わたしはあなたの額に浮かぶ汗の玉さえ拭ってあげられない。わたしとあなたは違う世界の人間で、ずっと一緒にいられる確証がこの世界の人たちよりも格段に低い。いつかさよならをする日が来るかもしれない。いや、さよならさえ言わずに離れ離れになってしまうかもしれない。

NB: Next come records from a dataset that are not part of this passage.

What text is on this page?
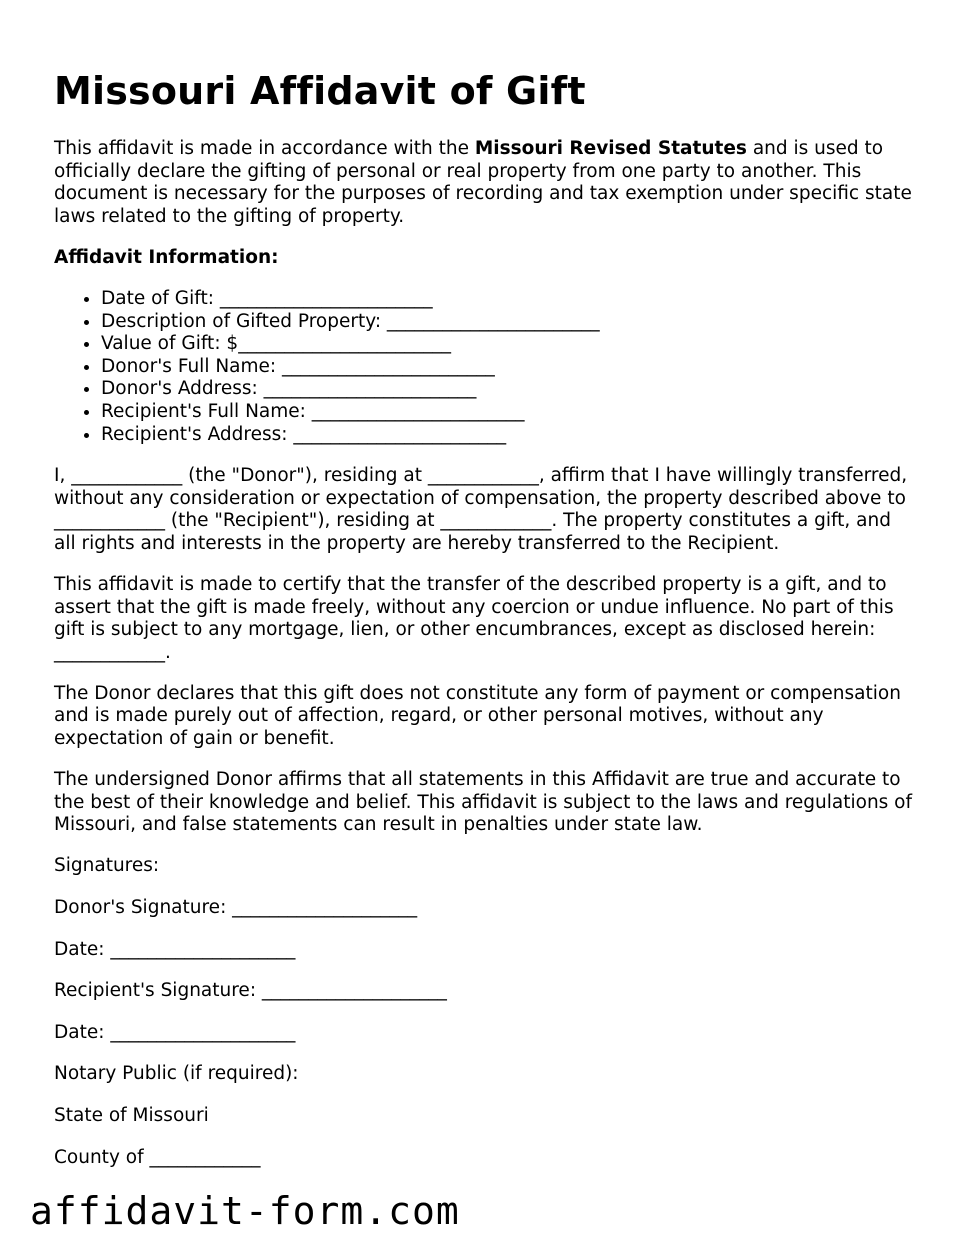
Missouri Affidavit of Gift

This affidavit is made in accordance with the Missouri Revised Statutes and is used to officially declare the gifting of personal or real property from one party to another. This document is necessary for the purposes of recording and tax exemption under specific state laws related to the gifting of property.

Affidavit Information:

• Date of Gift: _______________________
• Description of Gifted Property: _______________________
• Value of Gift: $_______________________
• Donor's Full Name: _______________________
• Donor's Address: _______________________
• Recipient's Full Name: _______________________
• Recipient's Address: _______________________

I, ____________ (the "Donor"), residing at ____________, affirm that I have willingly transferred, without any consideration or expectation of compensation, the property described above to ____________ (the "Recipient"), residing at ____________. The property constitutes a gift, and all rights and interests in the property are hereby transferred to the Recipient.

This affidavit is made to certify that the transfer of the described property is a gift, and to assert that the gift is made freely, without any coercion or undue influence. No part of this gift is subject to any mortgage, lien, or other encumbrances, except as disclosed herein: ____________.

The Donor declares that this gift does not constitute any form of payment or compensation and is made purely out of affection, regard, or other personal motives, without any expectation of gain or benefit.

The undersigned Donor affirms that all statements in this Affidavit are true and accurate to the best of their knowledge and belief. This affidavit is subject to the laws and regulations of Missouri, and false statements can result in penalties under state law.

Signatures:

Donor's Signature: ____________________

Date: ____________________

Recipient's Signature: ____________________

Date: ____________________

Notary Public (if required):

State of Missouri

County of ____________

affidavit-form.com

膝の上で冷たくなった指を握りしめながら顔を俯けると涙がぽろりとその上に落ちた。
ああ、逃げだ。これは逃げなのだ。ガイに触れない理由を正当化しようとして逃げていることに気付かない逃げなのだ。

「ガイラルディア」

容赦なく涙が溢れて両手で顔を覆った。ああ愛しい。この人が、ガイが誰よりもいとおしいのだ。

「名前」

風の音かと思った。指の間から目線を上げると横たわったままのガイがわたしを見て弱弱しく笑った。まだ少し顔色が悪いのに気丈にも彼はゆっくりと起き上がるとわたしを覗き込んだ。

「どうして、その名前を?」

咎めるような声色ではなかった。ただ諭すように。言うなれば なぜ泣いているのかとでも聞くような優しい声。わたしは堪え切れずに俯いて下唇を噛み締めた。殺せなかった情けない声が漏れる。指から手の甲、腕を伝って涙が膝にぽつりぽつりと落ちる。

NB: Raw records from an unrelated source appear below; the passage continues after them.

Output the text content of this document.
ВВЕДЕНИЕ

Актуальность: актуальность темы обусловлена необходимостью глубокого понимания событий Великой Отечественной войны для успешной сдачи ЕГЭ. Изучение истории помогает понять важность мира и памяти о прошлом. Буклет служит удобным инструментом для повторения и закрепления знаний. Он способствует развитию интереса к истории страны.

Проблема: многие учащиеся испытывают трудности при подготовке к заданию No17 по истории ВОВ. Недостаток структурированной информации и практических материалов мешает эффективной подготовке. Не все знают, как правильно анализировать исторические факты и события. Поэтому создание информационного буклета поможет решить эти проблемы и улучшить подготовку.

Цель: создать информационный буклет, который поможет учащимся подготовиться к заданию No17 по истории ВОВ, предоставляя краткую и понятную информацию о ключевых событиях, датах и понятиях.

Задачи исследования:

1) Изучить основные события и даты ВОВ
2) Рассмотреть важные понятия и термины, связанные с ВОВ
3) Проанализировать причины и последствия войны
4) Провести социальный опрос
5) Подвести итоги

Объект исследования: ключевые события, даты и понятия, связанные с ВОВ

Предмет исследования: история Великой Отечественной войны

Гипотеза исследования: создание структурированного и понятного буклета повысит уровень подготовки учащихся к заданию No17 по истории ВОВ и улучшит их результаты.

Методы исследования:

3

「いや、いい。いいんだ、知っていたって。寧ろ君が泣いていることこそが、答えだ」
「ごめんなさい、ごめんなさい ガイ」
「どうして謝るんだ。俺の方こそ、驚かせて悪かった」

肩をしゅんと落としてガイは力なく笑った。その視線はどこか虚空を彷徨っていて、わたしには届かない。ガイは今なにを思っているのだろう。なにもない宙にどんなものを見ているのだろう。

「名前は不思議な子だな」
「…どうして?」
「時々、透けているかのように見えるんだよ。物理的じゃなく、…なんていうか、こう、儚いもののようにね。まるでこの世のものではないような。けれどやっぱり人間で、女の子だから、 俺は竦んで触ることができない」

それが嬉しくもあり、悲しくもあるのだとガイは照れくさそうに笑った。わたしの涙はすっかり乾いていた。グランコクマの透き通った空気を吸い込むと火照った頬が浄化されるように落ち着く。

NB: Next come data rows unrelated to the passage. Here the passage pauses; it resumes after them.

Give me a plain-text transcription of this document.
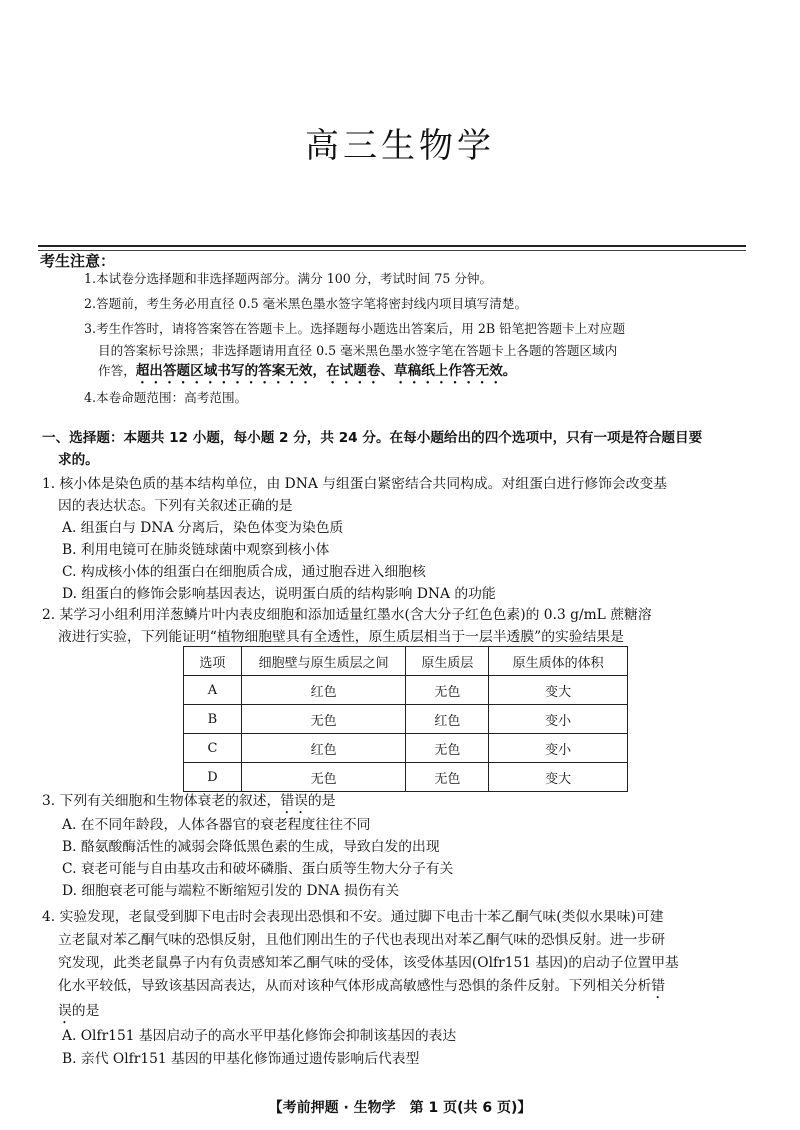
高三生物学
考生注意：
1.本试卷分选择题和非选择题两部分。满分 100 分，考试时间 75 分钟。
2.答题前，考生务必用直径 0.5 毫米黑色墨水签字笔将密封线内项目填写清楚。
3.考生作答时，请将答案答在答题卡上。选择题每小题选出答案后，用 2B 铅笔把答题卡上对应题
目的答案标号涂黑；非选择题请用直径 0.5 毫米黑色墨水签字笔在答题卡上各题的答题区域内
作答，超出答题区域书写的答案无效，在试题卷、草稿纸上作答无效。
4.本卷命题范围：高考范围。
一、选择题：本题共 12 小题，每小题 2 分，共 24 分。在每小题给出的四个选项中，只有一项是符合题目要
求的。
1. 核小体是染色质的基本结构单位，由 DNA 与组蛋白紧密结合共同构成。对组蛋白进行修饰会改变基
因的表达状态。下列有关叙述正确的是
A. 组蛋白与 DNA 分离后，染色体变为染色质
B. 利用电镜可在肺炎链球菌中观察到核小体
C. 构成核小体的组蛋白在细胞质合成，通过胞吞进入细胞核
D. 组蛋白的修饰会影响基因表达，说明蛋白质的结构影响 DNA 的功能
2. 某学习小组利用洋葱鳞片叶内表皮细胞和添加适量红墨水(含大分子红色色素)的 0.3 g/mL 蔗糖溶
液进行实验，下列能证明“植物细胞壁具有全透性，原生质层相当于一层半透膜”的实验结果是
选项	细胞壁与原生质层之间	原生质层	原生质体的体积
A	红色	无色	变大
B	无色	红色	变小
C	红色	无色	变小
D	无色	无色	变大
3. 下列有关细胞和生物体衰老的叙述，错误的是
A. 在不同年龄段，人体各器官的衰老程度往往不同
B. 酪氨酸酶活性的减弱会降低黑色素的生成，导致白发的出现
C. 衰老可能与自由基攻击和破坏磷脂、蛋白质等生物大分子有关
D. 细胞衰老可能与端粒不断缩短引发的 DNA 损伤有关
4. 实验发现，老鼠受到脚下电击时会表现出恐惧和不安。通过脚下电击十苯乙酮气味(类似水果味)可建
立老鼠对苯乙酮气味的恐惧反射，且他们刚出生的子代也表现出对苯乙酮气味的恐惧反射。进一步研
究发现，此类老鼠鼻子内有负责感知苯乙酮气味的受体，该受体基因(Olfr151 基因)的启动子位置甲基
化水平较低，导致该基因高表达，从而对该种气体形成高敏感性与恐惧的条件反射。下列相关分析错
误的是
A. Olfr151 基因启动子的高水平甲基化修饰会抑制该基因的表达
B. 亲代 Olfr151 基因的甲基化修饰通过遗传影响后代表型
【考前押题 · 生物学　第 1 页(共 6 页)】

「ガイ。わたしはここにいるよ。今わたしはここにいる。ここにいるから、ガイを前にして、怖くてガイに触れていいのかわかんなくて、苦しい」

でもこの苦しみが幸せなのだということに、わたしはようやく今気付いたのだ。ガイがいて、ガイに触れられないこの胸の苦しみが、ガイがいなければ味わうことなど到底出来ない幸せなのだと。

「名前、もう一度呼んでくれないか」
「 …ガイラルディア」
「うん、やっぱり な」

とても優しい、世界で一番の音だよ

わたしのこの世の果てがこの世界でなくても、あなたの耳にはもうこの音が残ってしまうのだろうね。わたしはもう、プレイヤーではないのだと。